I've been wondering the last couple of years that maybe most of us Christians don't actually believe "in Christ alone". There's always a "and you must" clause.

"And you must prioritise the unborn, the nuclear family, the legality of the gospel, the rights of Christians and the church, the moral Christianising of the law, and your life must look like an western middle-class aspirational life...

Do all this in the name of Jesus Christ and you will surely inherit the kingdom of God!"

The bit that I didn't add was:

I am starting to wonder if it's a by-product "fear of losing their salvation by too-close association with The World"? Even (especially?) in certain Christian circles (*coughs*SydneyEvangelicalism*cough*), the implications have persisted that if you follow the "wrong" path on opinions of everything from homosexuality to abortion to transgenderism then your very salvation is imperilled. And yet at the same time, the leaders attempt to reassure me that "my hope is built on nothing less..."

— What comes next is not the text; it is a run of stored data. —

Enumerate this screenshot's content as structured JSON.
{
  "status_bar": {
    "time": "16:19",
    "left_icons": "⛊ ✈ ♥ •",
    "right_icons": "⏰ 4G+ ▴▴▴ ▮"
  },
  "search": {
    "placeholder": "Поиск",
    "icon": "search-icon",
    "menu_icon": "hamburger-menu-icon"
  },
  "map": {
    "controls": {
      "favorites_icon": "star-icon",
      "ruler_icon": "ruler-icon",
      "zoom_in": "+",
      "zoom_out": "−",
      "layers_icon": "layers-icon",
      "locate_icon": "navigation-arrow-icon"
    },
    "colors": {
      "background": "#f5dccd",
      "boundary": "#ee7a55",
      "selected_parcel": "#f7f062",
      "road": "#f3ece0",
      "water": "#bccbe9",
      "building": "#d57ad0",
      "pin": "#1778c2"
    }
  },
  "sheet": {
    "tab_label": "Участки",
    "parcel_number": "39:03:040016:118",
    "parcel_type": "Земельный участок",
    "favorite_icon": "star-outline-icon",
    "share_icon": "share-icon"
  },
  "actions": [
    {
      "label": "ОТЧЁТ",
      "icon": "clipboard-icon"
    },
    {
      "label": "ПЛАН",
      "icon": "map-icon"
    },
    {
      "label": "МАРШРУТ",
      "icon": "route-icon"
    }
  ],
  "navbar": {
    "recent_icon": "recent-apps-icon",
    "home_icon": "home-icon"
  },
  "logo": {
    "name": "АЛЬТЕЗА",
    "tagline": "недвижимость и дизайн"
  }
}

If my salvation is in Christ's hands alone - if nothing I can do or think other than repudiation of His gift of grace will keep me from the love of God (in Jesus Christ) - then I have no fear of walking out into The World and dispensing the love and support that God has graced me with no matter to whom, or even whether it enables further sinfulness in those I love in my actions. His grace is sufficient for me, and also for them, and I trust in that as I witness to others in ways that 'The Church' may not generally approve.

However, if I feel like my salvation (and, indeed, my church acceptance) is based on my reputation within the church, on the way I vote, on my policy opinions regarding hotbutton culture topics, on my association with the right kind of people in a world of sinners...then, yes, I will not just reject the worldview of the world, but reject the people of the world because they represent my likely rivening from the grace of God.